Wohnimmobilien: Mittelschicht ist Verlierer

Was die Transaktionen mit Immobilien gewerblicher Nutzung betrifft, wird geschätzt, dass es 2018 wohl eher zu weniger oder zumindest kleinteiligeren Transaktionen kommt. Die liege zum einen am Rekordniveau des vergangenen Jahres. Zudem werde es Ausweichreaktionen mit paneuropäischen Anlagestrategien geben und auch der US-Markt bleibe attraktiv, wie es von Seiten EYs heißt.

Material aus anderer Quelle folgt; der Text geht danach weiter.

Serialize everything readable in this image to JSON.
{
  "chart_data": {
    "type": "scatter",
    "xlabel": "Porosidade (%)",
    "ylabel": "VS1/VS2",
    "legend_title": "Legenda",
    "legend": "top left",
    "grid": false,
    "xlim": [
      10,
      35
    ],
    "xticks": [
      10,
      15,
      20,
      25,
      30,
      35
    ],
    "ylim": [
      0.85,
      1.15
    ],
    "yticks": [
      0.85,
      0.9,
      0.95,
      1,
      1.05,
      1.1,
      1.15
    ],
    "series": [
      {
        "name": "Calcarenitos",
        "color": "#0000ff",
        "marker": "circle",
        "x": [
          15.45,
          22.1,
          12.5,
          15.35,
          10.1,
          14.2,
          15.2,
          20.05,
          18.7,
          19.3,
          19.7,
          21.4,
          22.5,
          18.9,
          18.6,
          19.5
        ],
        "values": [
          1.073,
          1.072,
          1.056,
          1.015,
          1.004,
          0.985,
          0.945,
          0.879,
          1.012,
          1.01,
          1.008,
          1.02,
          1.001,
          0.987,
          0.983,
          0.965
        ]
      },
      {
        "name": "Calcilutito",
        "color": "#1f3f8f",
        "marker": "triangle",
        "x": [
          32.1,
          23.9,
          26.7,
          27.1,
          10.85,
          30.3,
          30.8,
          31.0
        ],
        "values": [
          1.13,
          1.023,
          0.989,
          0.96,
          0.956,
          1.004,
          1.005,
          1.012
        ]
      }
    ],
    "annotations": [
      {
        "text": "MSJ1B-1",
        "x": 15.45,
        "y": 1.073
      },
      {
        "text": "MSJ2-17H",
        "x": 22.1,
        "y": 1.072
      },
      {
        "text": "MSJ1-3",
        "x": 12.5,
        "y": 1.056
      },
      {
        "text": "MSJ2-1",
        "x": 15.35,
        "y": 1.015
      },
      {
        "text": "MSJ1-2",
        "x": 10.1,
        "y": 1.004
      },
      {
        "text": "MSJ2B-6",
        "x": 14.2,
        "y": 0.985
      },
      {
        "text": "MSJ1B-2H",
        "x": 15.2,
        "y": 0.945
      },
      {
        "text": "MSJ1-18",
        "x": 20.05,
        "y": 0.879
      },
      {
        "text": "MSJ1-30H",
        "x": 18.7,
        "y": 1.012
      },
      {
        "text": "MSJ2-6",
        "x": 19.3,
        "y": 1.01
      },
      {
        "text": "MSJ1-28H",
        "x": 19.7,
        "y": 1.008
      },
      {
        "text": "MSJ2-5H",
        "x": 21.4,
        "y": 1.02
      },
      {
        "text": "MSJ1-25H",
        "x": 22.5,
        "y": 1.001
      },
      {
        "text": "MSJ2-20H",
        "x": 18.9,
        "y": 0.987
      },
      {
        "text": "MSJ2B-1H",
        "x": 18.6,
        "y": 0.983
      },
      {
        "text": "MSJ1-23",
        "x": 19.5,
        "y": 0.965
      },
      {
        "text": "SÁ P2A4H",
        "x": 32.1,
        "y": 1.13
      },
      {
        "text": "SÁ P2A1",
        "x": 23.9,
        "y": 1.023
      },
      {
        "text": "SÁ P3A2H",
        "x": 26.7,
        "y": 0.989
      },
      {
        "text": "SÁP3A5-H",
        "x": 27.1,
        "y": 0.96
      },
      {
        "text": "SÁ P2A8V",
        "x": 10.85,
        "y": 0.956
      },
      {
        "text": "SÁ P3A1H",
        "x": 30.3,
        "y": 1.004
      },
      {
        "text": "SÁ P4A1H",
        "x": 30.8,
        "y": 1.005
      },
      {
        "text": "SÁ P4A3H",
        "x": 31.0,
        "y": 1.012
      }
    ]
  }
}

In der Nutzungsart Wohnimmobilien wird die Mittelschicht als Verlierer ausgemacht. "Im Fokus stehen entweder die Geringverdiener mit Anspruch auf geförderten Wohnraum oder aber das gehobene Preissegment. In den Ballungszentren entstehen auffällig viele kleine Wohnungen mit hohen Quadratmeterpreisen", sagt Christian Schulz-Wulkow, Leiter des Immobiliensektors bei EY für Deutschland, Schweiz und Österreich. Diese seien teilweise sogar zu hoch. Trotzdem rechnen 67 Prozent der für das Barometer Befragten für 1a-Lagen mit weiter steigenden Preisen, für 1b-Lagen sind es sogar 76 Prozent. Das Thema wird auch im Kapitel "Erschwinglichkeit von Wohnen" des Springer-Fachbuchs "Wohnimmobilien" ausführlich behandelt.

Demografischer Wandel ist größte Herausforderung

Will man in der Verlierer- beziehungsweise Gewinner-Einteilung bleiben, so ist Berlin vor allem für Wohnungsinvestments und Frankfurt für das Bürosegment attraktiv. Die Hauptstadt sei Gewinner der Digitalisierung, Frankfurt profitiere vom Brexit.

Gefragt nach den Herausforderungen für die Branche, gaben 87 der Umfrageteilnehmer an, diese in den kommenden fünf bis zehn Jahren vor allem im demografischen Wandel zu sehen: Verbunden werden könnte damit ein weiterer Bedeutungsgewinn der Logistikimmobilie für den Onlinehandel und die Nische der Pflegeheime. Beeinflusst sehen sich die Unternehmen der Branche in diesem Zusammenhang aber auch in Bezug auf ihren eignen Mitarbeiternachwuchs. So werde es für neun von zehn Unternehmen immer schwieriger, qualifizierte Mitarbeiter zu finden.

Endet die Niedrigzinsphase?

Die zweitgrößte Herausforderung wird in der Digitalisierung gesehen. Konnektivität werde genauso wichtig wie Lage, so ein weiteres Ergebnis. Und: Smart-Real-Estate-Ansätze wie beispielsweise Sensoren, die einen effizienteren, nachhaltigeren und günstigeren Betrieb ermöglichen, sind für 80 Prozent ein Thema; Building Information Modeling (BIM) im Sinne von digitalen Zwillingen für einen reibungsloseren Bau und Betrieb wird sich nach Meinung von 83 Prozent der Befragten mittelfristig in Deutschland etablieren.

Und auch die zu erwartende Zinsentwicklung wurde von den EY-Beratern abgefragt. 93 Prozent erwarten, dass sich die die Niedrigzinsphase ohne sprunghafte Veränderung in diesem Jahr fortsetzen wird, doch die Sorge vor einem graduellen Anstieg nimmt zu: Im vergangenen Jahr erwarteten zwölf Prozent einen Zinsanstieg, in diesem Jahr sind es 40 Prozent.